Moreover, an obvious reason for larger cooperation stepping into the LLM space is its profitability. ChatGPT alone can generate OpenAI billions of dollars by a simple subscription model. Additionally, LLMs’ capabilities have the potential to replace manual labor in repetitive tasks such as data entry and analysis jobs, reducing the cost of employment while increasing the efficiency of work. There are countless startups trying to jump on this hype train, from promoting AI-based education systems to AI consolers, the possibilities are endless. In fact, according to Crunchbase, computer vision companies took 10+ years to raise $22 billion while generative AI companies raised more than that in 3 years.
It is better to view the “takeover” of LLMs and diffusion models on the internet as a standalone “trend” separate from the research news in machine learning. More than enough evidence shows that these new “technologies” are far from overtaking other fields of machine learning, in fact, their advancements are nothing less than impressive and the new “gimmicks” are simply casting a shadow on these accomplishments. They are not stagnated in favor of LLMs or generative AI.
What Does This All Mean?
The current prominence of Large Language Models (LLMs) and diffusion models in the AI landscape, while significant, does not signal the stagnation of other domains like Reinforcement Learning (RL). This perceived “halting” is more about the alignment of market viability, public visibility, and immediate applicability rather than a comprehensive indicator of the entire field’s progress. LLMs and diffusion models have found widespread applications, making them more visible and relatable to the general public, which has naturally drawn more attention and investment. However, this doesn’t diminish the ongoing advancements in other AI domains.

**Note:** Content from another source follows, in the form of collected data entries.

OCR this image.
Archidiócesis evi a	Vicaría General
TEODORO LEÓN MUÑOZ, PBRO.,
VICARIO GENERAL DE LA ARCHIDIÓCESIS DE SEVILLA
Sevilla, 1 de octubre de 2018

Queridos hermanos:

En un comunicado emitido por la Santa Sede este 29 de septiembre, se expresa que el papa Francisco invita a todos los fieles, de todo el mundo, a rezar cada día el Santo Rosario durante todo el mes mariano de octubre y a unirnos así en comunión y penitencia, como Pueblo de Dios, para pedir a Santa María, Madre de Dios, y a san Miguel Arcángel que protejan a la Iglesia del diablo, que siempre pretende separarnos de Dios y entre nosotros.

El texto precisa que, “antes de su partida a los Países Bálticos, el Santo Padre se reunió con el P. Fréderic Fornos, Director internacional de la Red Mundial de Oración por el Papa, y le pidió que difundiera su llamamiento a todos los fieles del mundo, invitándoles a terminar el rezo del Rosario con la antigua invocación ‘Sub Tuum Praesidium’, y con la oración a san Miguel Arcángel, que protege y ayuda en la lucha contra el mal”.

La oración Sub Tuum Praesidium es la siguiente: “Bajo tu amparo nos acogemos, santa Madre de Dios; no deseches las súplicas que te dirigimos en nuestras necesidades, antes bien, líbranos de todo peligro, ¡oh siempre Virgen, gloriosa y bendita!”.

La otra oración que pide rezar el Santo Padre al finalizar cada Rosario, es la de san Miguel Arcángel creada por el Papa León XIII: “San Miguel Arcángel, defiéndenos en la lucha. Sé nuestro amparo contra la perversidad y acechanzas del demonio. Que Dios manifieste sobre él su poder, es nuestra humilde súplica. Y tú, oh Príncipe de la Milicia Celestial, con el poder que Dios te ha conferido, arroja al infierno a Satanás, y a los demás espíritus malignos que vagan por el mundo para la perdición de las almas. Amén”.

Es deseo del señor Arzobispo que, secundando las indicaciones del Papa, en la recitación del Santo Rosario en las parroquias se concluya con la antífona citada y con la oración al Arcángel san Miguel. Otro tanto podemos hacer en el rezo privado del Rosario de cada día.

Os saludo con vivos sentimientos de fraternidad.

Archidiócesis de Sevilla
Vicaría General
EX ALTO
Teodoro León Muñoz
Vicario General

The advancements in LLMs and diffusion models are not mutually exclusive with progress in other areas of AI. Instead, they often complement and synergies with each other. For example, Reinforcement Learning from Human Feedback (RLHF) are integral to refining LLMs, showcasing how different AI domains are interconnected and mutually beneficial. This symbiosis suggests that progress in one area can catalyze advancements across the field. Thus, the current focus on LLMs and diffusion models doesn’t preclude the importance or development of other technologies within AI.
Furthermore, the AI field thrives on diversity and the integration of various approaches. The spotlight on certain technologies at any given time reflects a combination of technical feasibility, societal needs, and economic factors, rather than a zero-sum game where the rise of one domain leads to the decline of others. The future of AI is not about one technology overshadowing the rest, but rather about the continuous evolution and amalgamation of different methods and ideas to solve complex problems.
In essence, while LLMs and diffusion models currently dominate public discourse in AI, this trend is not a halt but a phase in the ever-evolving landscape of AI research and development. Other areas like RL continue to progress, often in less conspicuous but equally significant ways, contributing to the rich tapestry of advancements that define the AI field. The trajectory of AI is shaped by a myriad of factors, and its future will undoubtedly involve a diverse array of technologies, each playing a crucial role in the broader narrative of AI development.